La Ligue pour la protection des oiseaux (LPO) et son président Allain Bougrain Dubourg ont mené jeudi une opération de libération de pinsons dans les Landes, pour dénoncer la tradition locale de braconnage de cette espèce protégée.
Ces derniers se sont rendus sur plusieurs installations de pièges appelés "matoles" pour en libérer les pinsons mais aussi d'autres espèces (chardonnerets, rouge-gorge, verdier) qui s'y étaient prises. Ils ont détruit les plants de tournesol dans lesquels les pièges étaient dissimulés.
A Carcen-Ponson, la maire Sabine Dehez est venue protester, arguant de "la tradition". Allain Bougrain Dubourg lui a rétorqué : "la tradition a bon dos. C'est du braconnage, votre rôle de maire, c'est de faire respecter la loi". C'est la première fois que la LPO menait une opération dédiée aux pinsons, espèce protégée traditionnellement chassée dans les Landes où on mange l'oiseau en brochettes, frit ou en omelette. La LPO avait déjà réalisé des opérations similaires pour les ortolans.
Altercations entre militants et chasseurs
A Carcarès-Sainte-Croix, le ton est monté entre les militants et le président de l'Association des chasses traditionnelles départementales à la matole, Jean-Jacques Lagüe, qui a traité Allain Bougrain Dubourg de "terroriste", assurant que "tout le monde s'accorde à dire que le pinson est en voie d'expansion, y compris les scientifiques".
La dispute s'est poursuivie sur une quatrième installation, à Audon, où Jean-Jacques Lagüe, rejoint par deux autres chasseurs, s'est empoigné physiquement avec Alain Bougrain Dubourg, sans gravité.

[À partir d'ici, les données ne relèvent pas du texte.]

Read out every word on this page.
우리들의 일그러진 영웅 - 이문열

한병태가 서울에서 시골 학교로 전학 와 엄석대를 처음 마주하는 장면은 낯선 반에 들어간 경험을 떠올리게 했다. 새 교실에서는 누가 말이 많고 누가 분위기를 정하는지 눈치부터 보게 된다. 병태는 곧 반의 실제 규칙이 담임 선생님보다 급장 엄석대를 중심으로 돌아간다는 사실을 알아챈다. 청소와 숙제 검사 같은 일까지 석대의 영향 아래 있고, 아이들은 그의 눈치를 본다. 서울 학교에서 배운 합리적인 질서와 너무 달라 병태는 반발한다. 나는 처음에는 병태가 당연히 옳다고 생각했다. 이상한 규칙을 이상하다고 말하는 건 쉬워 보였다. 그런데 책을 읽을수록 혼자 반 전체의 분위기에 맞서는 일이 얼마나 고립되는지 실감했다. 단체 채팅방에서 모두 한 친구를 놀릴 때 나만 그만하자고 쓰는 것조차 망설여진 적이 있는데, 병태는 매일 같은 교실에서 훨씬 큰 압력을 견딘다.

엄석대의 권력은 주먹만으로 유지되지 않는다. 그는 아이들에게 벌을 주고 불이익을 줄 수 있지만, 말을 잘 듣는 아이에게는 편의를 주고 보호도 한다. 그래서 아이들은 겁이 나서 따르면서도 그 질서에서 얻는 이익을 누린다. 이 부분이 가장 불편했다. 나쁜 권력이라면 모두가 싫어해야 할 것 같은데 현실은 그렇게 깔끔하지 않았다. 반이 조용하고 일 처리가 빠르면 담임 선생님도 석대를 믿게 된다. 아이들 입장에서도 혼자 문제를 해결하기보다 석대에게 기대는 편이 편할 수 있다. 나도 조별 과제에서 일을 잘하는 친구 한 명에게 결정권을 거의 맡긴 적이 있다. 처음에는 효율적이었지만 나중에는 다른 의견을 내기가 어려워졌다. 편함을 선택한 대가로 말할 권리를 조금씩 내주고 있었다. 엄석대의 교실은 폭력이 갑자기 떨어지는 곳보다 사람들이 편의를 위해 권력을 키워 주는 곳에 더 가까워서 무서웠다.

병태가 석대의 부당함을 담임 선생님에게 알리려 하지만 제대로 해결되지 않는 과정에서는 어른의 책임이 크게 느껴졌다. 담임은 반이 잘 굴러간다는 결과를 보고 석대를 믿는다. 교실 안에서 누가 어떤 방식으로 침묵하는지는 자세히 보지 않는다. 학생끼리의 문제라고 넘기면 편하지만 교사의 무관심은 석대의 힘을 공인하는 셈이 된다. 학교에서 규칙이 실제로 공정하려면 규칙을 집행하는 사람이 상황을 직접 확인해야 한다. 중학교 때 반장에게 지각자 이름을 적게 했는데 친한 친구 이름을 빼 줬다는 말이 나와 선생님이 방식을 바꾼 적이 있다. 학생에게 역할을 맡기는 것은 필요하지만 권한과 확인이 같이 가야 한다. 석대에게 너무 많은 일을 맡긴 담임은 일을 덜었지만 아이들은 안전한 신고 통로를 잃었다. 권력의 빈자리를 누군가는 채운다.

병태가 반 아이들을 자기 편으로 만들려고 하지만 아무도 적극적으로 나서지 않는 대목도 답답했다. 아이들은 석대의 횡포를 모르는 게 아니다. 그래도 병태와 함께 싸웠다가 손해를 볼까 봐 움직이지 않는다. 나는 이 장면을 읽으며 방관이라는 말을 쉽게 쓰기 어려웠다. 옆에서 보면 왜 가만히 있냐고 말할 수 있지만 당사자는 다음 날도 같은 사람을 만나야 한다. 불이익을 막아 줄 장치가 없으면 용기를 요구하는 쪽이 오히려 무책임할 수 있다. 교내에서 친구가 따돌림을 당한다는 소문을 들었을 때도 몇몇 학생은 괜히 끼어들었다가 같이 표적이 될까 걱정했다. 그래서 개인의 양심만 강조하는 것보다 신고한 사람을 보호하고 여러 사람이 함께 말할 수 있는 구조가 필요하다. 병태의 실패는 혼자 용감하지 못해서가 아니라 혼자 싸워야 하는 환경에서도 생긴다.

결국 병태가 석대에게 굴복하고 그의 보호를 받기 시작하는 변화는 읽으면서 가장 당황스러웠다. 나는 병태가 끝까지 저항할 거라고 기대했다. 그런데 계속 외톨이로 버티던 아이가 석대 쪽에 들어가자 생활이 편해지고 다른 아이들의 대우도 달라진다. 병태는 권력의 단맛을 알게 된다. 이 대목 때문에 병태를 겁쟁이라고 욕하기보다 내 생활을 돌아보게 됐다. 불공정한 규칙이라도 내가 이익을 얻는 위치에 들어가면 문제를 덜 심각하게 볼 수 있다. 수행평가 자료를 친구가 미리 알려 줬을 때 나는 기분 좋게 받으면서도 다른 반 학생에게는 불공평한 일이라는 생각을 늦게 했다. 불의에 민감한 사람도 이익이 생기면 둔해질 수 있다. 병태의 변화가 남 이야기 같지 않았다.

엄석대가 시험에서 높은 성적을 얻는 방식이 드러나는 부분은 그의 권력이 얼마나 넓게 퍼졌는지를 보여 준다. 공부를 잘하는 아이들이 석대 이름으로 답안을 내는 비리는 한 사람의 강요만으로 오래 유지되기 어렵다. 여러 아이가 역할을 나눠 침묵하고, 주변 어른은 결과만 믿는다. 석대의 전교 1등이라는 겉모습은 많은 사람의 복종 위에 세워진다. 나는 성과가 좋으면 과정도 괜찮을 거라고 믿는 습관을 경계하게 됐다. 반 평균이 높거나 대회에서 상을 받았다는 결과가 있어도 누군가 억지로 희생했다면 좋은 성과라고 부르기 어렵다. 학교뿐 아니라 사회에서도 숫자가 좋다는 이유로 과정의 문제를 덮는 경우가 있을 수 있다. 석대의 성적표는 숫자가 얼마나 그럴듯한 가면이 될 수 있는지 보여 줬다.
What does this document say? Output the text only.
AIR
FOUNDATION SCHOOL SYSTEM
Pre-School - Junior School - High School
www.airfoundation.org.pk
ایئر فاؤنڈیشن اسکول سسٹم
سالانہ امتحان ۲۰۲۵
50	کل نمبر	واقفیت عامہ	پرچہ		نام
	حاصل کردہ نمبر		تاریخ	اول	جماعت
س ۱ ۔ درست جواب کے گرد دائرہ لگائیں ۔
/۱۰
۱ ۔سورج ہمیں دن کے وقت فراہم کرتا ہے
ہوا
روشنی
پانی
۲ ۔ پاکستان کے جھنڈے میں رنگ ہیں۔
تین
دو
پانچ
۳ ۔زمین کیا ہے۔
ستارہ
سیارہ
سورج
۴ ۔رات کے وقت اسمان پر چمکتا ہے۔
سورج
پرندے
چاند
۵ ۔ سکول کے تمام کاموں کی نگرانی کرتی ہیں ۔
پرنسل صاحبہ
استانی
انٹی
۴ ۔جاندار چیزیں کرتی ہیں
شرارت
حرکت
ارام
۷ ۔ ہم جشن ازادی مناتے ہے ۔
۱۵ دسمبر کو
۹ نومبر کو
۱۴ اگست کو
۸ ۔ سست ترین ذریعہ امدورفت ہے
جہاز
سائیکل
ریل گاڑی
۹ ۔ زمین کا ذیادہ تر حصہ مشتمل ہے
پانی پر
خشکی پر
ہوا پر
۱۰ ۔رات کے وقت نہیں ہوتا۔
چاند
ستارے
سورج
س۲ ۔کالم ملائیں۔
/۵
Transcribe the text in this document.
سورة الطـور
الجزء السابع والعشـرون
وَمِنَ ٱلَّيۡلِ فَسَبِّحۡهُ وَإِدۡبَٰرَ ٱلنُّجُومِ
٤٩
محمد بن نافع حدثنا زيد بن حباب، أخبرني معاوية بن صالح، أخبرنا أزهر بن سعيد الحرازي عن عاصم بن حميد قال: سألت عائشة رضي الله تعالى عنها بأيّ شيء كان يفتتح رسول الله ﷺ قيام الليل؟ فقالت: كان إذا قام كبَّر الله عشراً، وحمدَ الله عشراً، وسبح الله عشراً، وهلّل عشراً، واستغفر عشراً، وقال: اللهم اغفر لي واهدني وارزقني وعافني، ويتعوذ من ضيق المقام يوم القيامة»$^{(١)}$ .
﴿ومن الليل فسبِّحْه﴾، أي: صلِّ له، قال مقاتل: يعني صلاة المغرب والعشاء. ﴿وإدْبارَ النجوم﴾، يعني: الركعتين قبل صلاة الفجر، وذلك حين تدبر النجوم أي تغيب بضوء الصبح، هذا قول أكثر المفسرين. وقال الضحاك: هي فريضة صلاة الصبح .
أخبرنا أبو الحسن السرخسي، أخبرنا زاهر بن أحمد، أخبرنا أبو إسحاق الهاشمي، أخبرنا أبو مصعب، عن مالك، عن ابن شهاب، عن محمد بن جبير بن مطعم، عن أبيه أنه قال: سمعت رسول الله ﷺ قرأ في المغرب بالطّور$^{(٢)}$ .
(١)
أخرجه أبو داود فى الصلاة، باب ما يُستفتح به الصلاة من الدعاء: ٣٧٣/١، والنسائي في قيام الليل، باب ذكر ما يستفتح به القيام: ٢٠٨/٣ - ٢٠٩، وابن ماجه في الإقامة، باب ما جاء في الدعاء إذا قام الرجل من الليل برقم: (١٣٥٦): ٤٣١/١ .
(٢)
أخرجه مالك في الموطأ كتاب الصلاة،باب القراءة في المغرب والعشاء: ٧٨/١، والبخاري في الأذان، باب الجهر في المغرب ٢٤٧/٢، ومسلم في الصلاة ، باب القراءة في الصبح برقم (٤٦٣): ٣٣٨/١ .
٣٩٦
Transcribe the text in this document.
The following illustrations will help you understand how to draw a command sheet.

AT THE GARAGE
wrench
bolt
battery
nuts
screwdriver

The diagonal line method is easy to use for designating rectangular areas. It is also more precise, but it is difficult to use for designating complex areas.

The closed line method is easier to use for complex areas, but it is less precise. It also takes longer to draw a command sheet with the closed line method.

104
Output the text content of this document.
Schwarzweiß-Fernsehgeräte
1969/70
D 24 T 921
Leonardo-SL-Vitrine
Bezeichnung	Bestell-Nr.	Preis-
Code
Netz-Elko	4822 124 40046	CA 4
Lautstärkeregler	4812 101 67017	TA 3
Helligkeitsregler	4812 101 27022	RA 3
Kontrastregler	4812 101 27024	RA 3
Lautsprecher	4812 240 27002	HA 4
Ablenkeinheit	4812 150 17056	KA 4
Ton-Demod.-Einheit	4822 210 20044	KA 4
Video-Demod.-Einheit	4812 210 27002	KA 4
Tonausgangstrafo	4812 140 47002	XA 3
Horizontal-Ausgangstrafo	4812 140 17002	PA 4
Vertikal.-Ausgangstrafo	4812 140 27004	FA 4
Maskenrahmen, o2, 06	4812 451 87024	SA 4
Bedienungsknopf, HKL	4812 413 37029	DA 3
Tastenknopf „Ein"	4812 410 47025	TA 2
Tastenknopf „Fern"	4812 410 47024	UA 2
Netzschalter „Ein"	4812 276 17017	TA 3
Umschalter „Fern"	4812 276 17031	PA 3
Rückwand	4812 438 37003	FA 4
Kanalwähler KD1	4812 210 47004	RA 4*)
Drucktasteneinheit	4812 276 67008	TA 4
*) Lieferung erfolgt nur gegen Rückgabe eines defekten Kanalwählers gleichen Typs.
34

Un militant de la LPO et un chasseur ont néanmoins compté ensemble les oiseaux prisonniers, huit chardonnerets, que les chasseurs ont promis de relâcher.
Selon la LPO, il y a environ 3.000 chasseurs à la matole dans les Landes. Avec une tolérance préfectorale de 80 pièges par installation, il y a 240.000 pièges et des centaines de milliers d'oiseaux piégés chaque année, selon la ligue. "Les autorités ferment les yeux, on est face à un vrai scandale" s'est écrié Allain Bougrain Dubourg. "On est en 2010, l'année de la biodiversité, on dit qu'il faut sauver le vivant, mais l'élémentaire qui est à notre porte, on laisse tomber".